Charles Dodgson, Lewis Carroll, apparently wrote enormous numbers of letters, on the order of a couple thousand a year ("One third of my life seems to go in receiving letters, the other two-thirds in answering them", Cohen quotes him as having said). Well, I just checked my email program, and my "sent mail" folder has quite a few messages in it, too - maybe not quite on Carroll's magnitude, but it might well be approaching a kilo over the last year. I've been known to spend all morning on email, and that not terribly infrequently, either. I write lots of letters, and receive lots of them back, but they're written with QWERTY, not the quill. In the days of pen-and-paper mail, I usually had no need to look at the "sender" section of an envelope - all I had to do was to look at the address, and I knew it was from my mother, my aunt, my friend - I knew them by their handwriting, just as quickly as (if not more quickly than) I recognized their voices on the telephone.

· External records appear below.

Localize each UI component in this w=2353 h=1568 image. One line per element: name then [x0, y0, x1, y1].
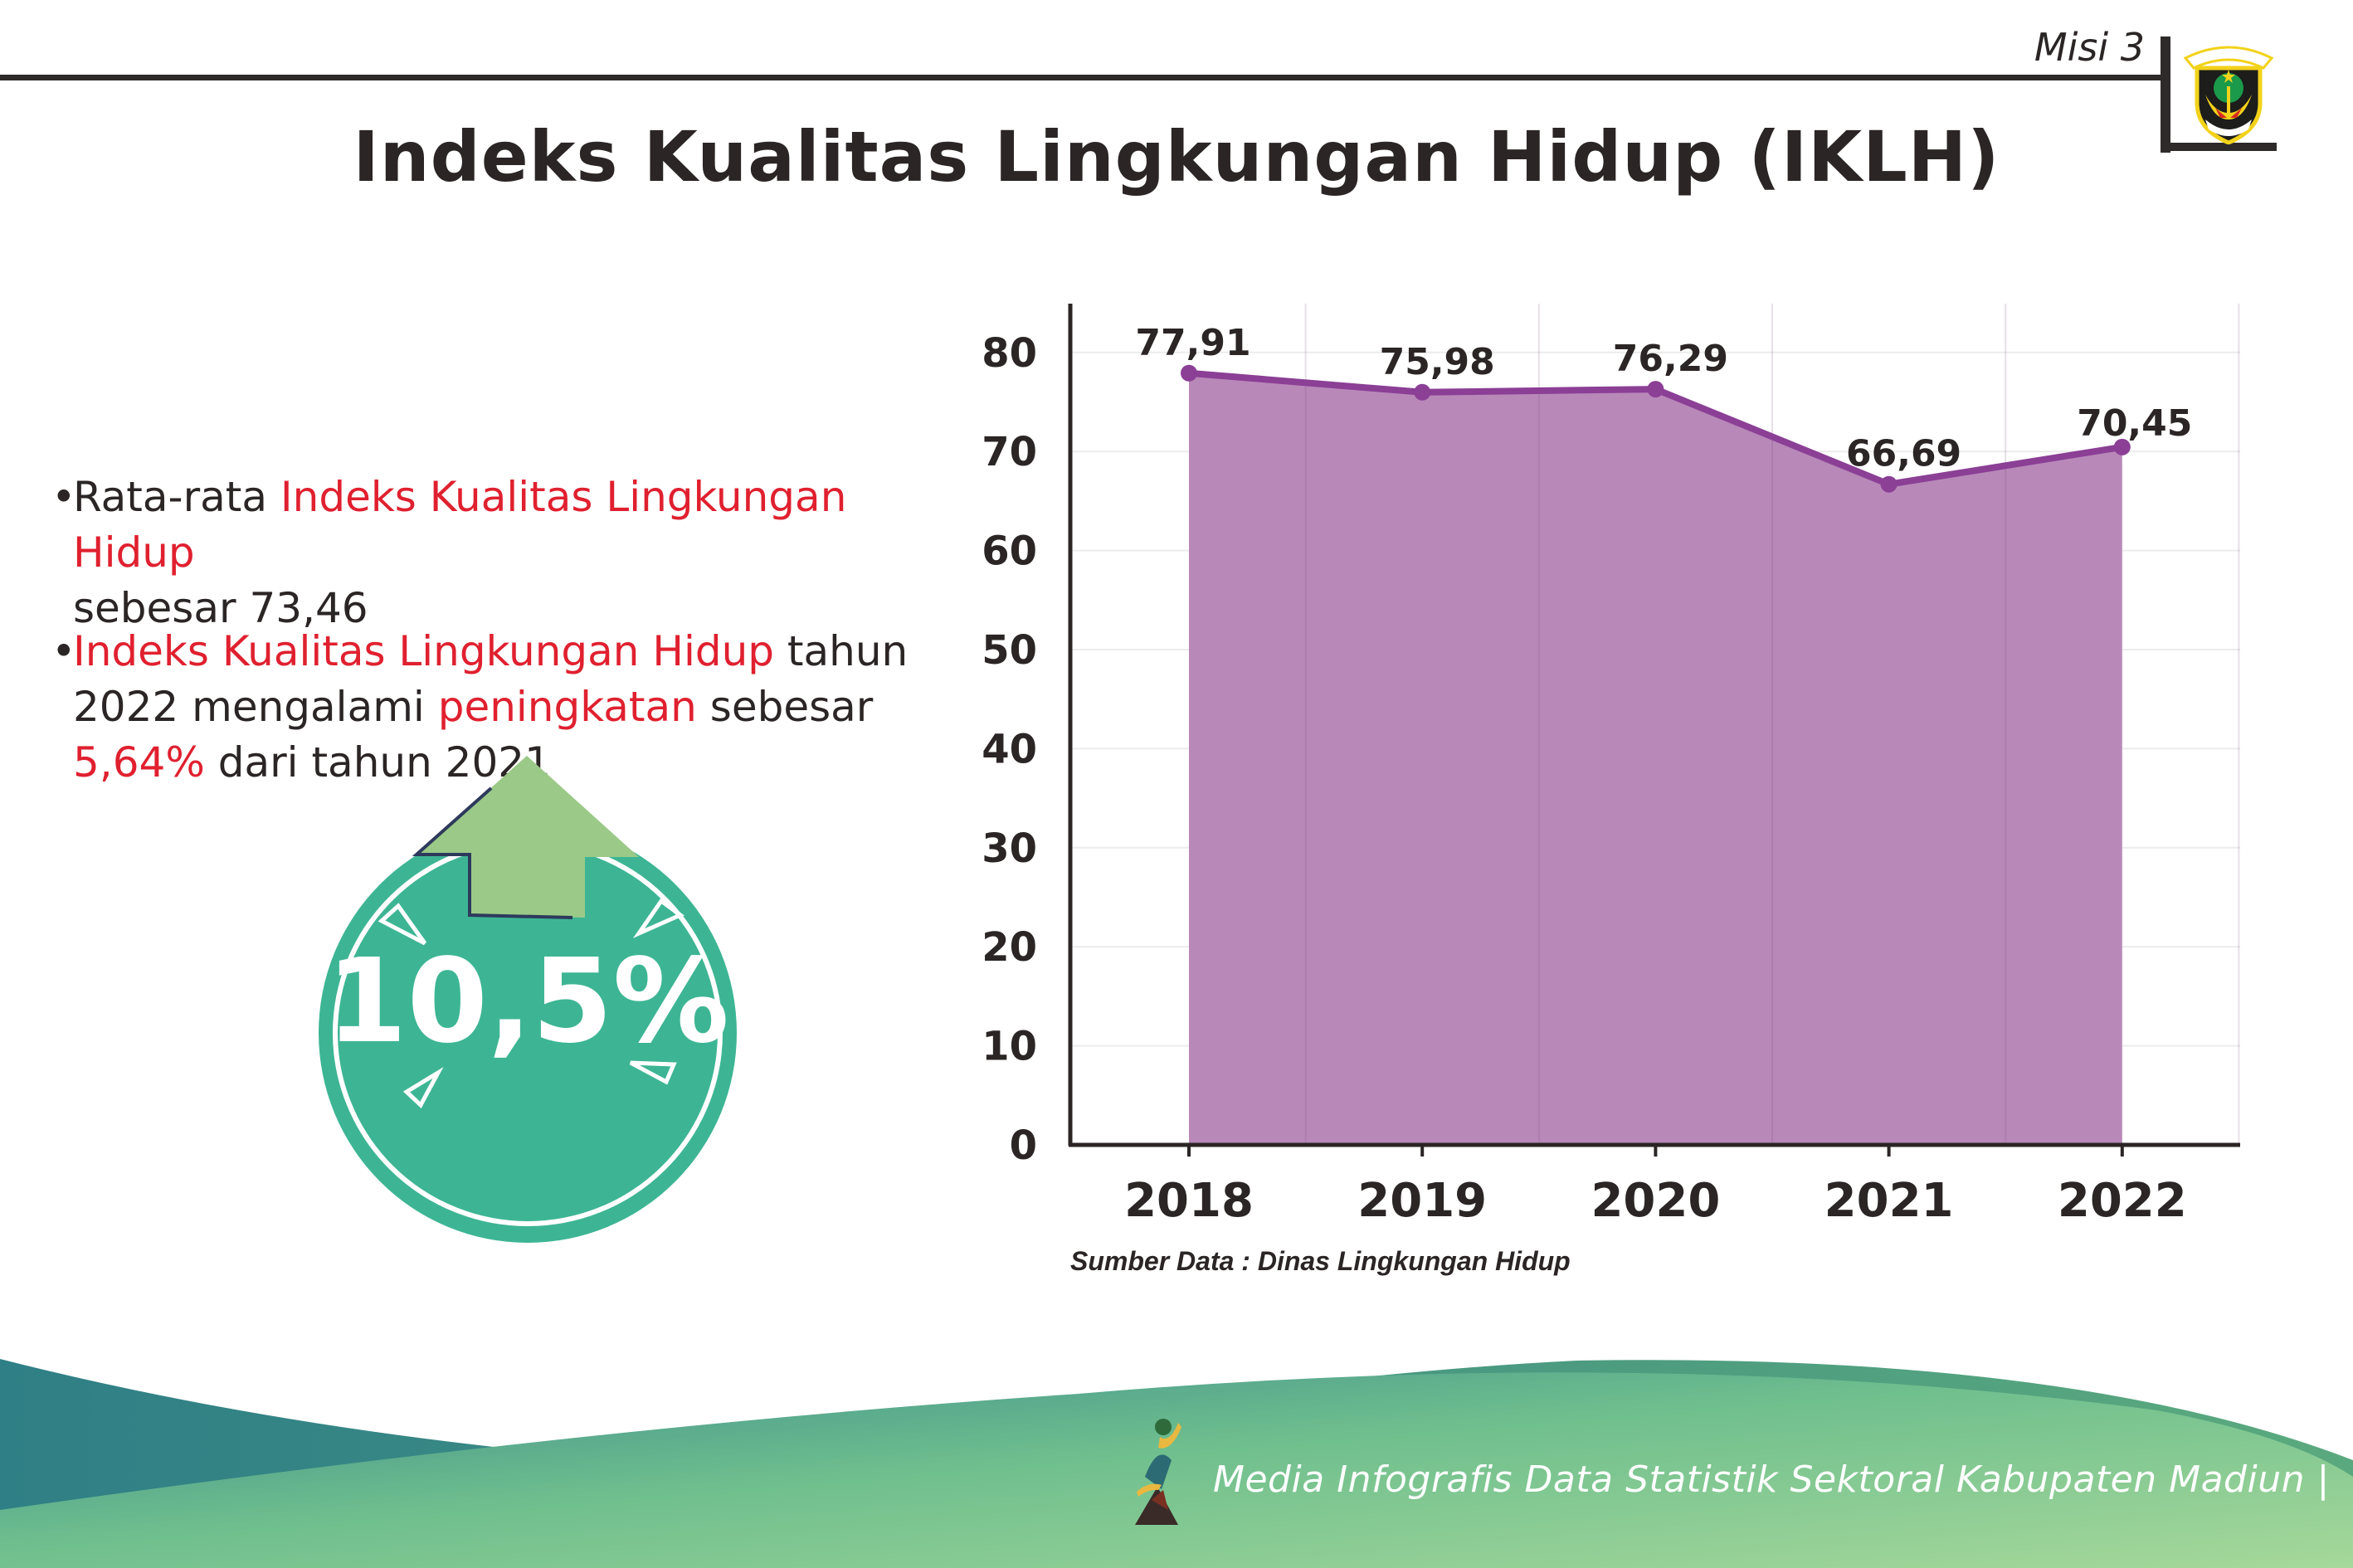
bullet-average: • Rata-rata Indeks Kualitas Lingkungan H…: [51, 470, 952, 636]
y-tick-label: 0: [1010, 1122, 1037, 1169]
x-tick-label: 2020: [1591, 1174, 1720, 1228]
y-tick-label: 40: [982, 726, 1037, 772]
data-source: Sumber Data : Dinas Lingkungan Hidup: [1070, 1246, 1571, 1276]
data-point: [1880, 475, 1898, 493]
bullet-increase: • Indeks Kualitas Lingkungan Hidup tahun…: [51, 624, 952, 791]
area-fill: [1189, 373, 2122, 1145]
page-title: Indeks Kualitas Lingkungan Hidup (IKLH): [353, 116, 2000, 197]
y-tick-label: 60: [982, 528, 1037, 575]
kabupaten-madiun-logo: [2183, 46, 2274, 144]
up-arrow-icon: [412, 756, 639, 919]
y-tick-label: 20: [982, 924, 1037, 971]
badge-value: 10,5%: [326, 934, 729, 1069]
data-point: [1414, 383, 1431, 401]
data-label: 77,91: [1135, 322, 1250, 364]
data-label: 70,45: [2077, 402, 2192, 445]
data-point: [2113, 438, 2131, 455]
header-divider: [0, 75, 2165, 80]
y-tick-label: 50: [982, 627, 1037, 674]
y-tick-label: 30: [982, 825, 1037, 872]
bullet-dot: •: [51, 627, 76, 675]
bullet-dot: •: [51, 473, 76, 521]
footer-text: Media Infografis Data Statistik Sektoral…: [1213, 1458, 2330, 1501]
growth-badge: 10,5%: [319, 756, 737, 1243]
bullet-text-1: Rata-rata: [73, 473, 280, 521]
x-tick-label: 2021: [1824, 1174, 1954, 1228]
y-tick-label: 10: [982, 1024, 1037, 1070]
bullet-highlight: Indeks Kualitas Lingkungan Hidup: [73, 627, 775, 675]
x-tick-label: 2018: [1124, 1174, 1254, 1228]
iklh-area-chart: 0 10 20 30 40 50 60 70 80 2018 2019 2020 2021 2022 7…: [982, 304, 2240, 1228]
data-point: [1181, 364, 1197, 382]
mission-label: Misi 3: [2034, 25, 2145, 70]
data-label: 76,29: [1613, 338, 1728, 380]
bullet-highlight: Indeks Kualitas Lingkungan Hidup: [73, 473, 847, 577]
y-tick-label: 80: [982, 330, 1037, 377]
y-tick-label: 70: [982, 429, 1037, 475]
bullet-highlight: 5,64%: [73, 738, 205, 786]
footer-logo-icon: [1135, 1419, 1181, 1525]
bullet-text: tahun 2022 mengalami: [73, 627, 909, 731]
sparkle-triangles-icon: [378, 898, 684, 1109]
badge-circle: [319, 823, 737, 1243]
bullet-text: dari tahun 2021: [204, 738, 551, 786]
data-label: 66,69: [1846, 433, 1961, 475]
data-label: 75,98: [1380, 341, 1495, 383]
footer-wave: [0, 1359, 2353, 1568]
header-bracket: [2161, 37, 2170, 153]
bullet-text-2: sebesar 73,46: [73, 584, 368, 632]
bullet-text: sebesar: [696, 683, 874, 731]
bullet-highlight: peningkatan: [437, 683, 697, 731]
data-point: [1647, 381, 1664, 398]
header-bracket-bottom: [2161, 143, 2277, 151]
x-tick-label: 2022: [2058, 1174, 2187, 1228]
x-tick-label: 2019: [1357, 1174, 1487, 1228]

Handwriting is extremely distinctive, very recognizable. And we're losing it. I've made quite a few new friends over the last fifteen years, since we got our first internet connection and I discovered the wonders of email. I write far more letters now than I ever did with pen and paper, and communicate with my friends more often than I did via the telephone. With those of my friends whom I met in person before we began email or social media correspondence, I at least know their voice - but with many of them, I have never seen their handwriting, nor they mine. And that's too bad.
I did hear somewhere that the American military is working on a keystroke recognition program which can tell who's typing just by how they hit the letters on the keyboard (in my case, that would include overuse of the backspace key - "ah, this person backspaced to correct a typo a dozen times in the last sentence, it must be her"). Perhaps, when they perfect that program, someone can integrate it with a personalised font system, so that my computer knows it's me doing the typing, and automatically puts the font on screen in my own handwriting (which I've scanned and fed into the computer previously, of course). Wouldn't that be cool?
But I'm not holding my breath on it. Meanwhile, I'll go on qwertying the bulk of my letters, and then writing the occasional letter in old-fashioned pen and ink. Dip pen, and walnut ink, no less. Sometimes. And just so you can't say you've never seen my writing, I've attached a picture of it. Now you know.
Life, the Universe, and Writing by Hand. Try it sometime, so you don't forget.